Вот так всегда! Никогда не соревнуйтесь, люди, в умении завладеть вниманием понравившейся девушки с детьми и животными. Один черт проиграете.
— К сожалению, его настоящее имя, а вернее, кличка, записанная в метриках и дипломах, совершенно не произносима для человеческого языка, — сказал я печально. — Два десятка одних согласных, первая из которых «Ж». К тому же, если все-таки, сломав язык и завязав его морским узлом, кто-нибудь измудрится произнести эту кличку без запинки, прозвучит она довольно неприлично. С запинками — тем более. В переводе с древне-йоркшир-терьерского она означает, прошу прощения, — Блохастый. Если угодно, Вшивый. Ни ему, ни мне такой сомнительный оборот, разумеется, не нравится. Поэтому я зову его Жориком.
Жерар дернулся, как от укола иголкой в мягкое место, и укоризненно уставился мне в глаза.
— Видите реакцию, Анна Антоновна? Ведь все понимает. И признателен, признателен, первый друг человека…
— Аня, с вашего позволения. Кстати, лично я не вижу в его глазах признательности. По-моему, он чем-то недоволен.

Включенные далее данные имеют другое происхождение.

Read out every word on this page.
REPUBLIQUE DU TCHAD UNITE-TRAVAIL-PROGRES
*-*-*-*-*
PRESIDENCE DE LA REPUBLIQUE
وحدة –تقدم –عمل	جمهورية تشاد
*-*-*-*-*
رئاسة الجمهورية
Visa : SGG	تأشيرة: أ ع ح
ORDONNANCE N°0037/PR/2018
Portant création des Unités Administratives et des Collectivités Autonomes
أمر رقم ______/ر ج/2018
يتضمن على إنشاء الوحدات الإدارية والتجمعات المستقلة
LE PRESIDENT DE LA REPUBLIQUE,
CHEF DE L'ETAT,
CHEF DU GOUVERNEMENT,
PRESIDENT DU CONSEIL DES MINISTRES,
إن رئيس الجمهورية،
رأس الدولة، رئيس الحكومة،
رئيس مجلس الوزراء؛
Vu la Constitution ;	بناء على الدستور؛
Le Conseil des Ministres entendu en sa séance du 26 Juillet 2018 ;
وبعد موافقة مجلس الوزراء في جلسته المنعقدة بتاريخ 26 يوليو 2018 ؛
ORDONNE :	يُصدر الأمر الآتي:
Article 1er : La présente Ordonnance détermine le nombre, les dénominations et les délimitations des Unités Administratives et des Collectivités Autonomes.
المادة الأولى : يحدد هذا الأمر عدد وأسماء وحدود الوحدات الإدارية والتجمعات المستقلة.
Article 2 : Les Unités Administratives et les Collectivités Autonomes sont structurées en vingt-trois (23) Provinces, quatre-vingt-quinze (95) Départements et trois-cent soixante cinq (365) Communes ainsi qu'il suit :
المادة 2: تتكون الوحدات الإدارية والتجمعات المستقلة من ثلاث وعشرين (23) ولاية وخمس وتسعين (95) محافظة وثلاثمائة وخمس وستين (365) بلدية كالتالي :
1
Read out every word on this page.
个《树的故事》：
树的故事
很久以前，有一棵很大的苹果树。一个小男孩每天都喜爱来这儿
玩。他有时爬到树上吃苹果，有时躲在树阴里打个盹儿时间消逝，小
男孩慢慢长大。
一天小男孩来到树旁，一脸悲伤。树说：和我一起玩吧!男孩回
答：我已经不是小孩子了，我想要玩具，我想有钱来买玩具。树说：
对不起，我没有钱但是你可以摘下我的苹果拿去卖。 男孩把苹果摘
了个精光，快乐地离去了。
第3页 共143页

— Не исключено, — поспешил я поддакнуть. — Капризная порода. Балованная.
— Дамская, кажется.
— Безусловно, Аня, безусловно! — с жаром согласился я. — Самая что ни на есть дамская. Но, заметьте, это сейчас. Раньше йоркширских терьеров злые капиталисты содержали на фабриках специально для того, чтобы рабочие вытирали о них замаслившиеся руки. Живая ветошь, представляете? К тому же сама себя чистит. Язычком, язычком. Жестоко, конечно, но зато очень удобно и крайне выгодно с утилитарной точки зрения. Их почти что не кормили. Смазки-то в те годы использовались все больше растительного да животного происхождения. Вот они и были сыты. Жили, естественно, мало…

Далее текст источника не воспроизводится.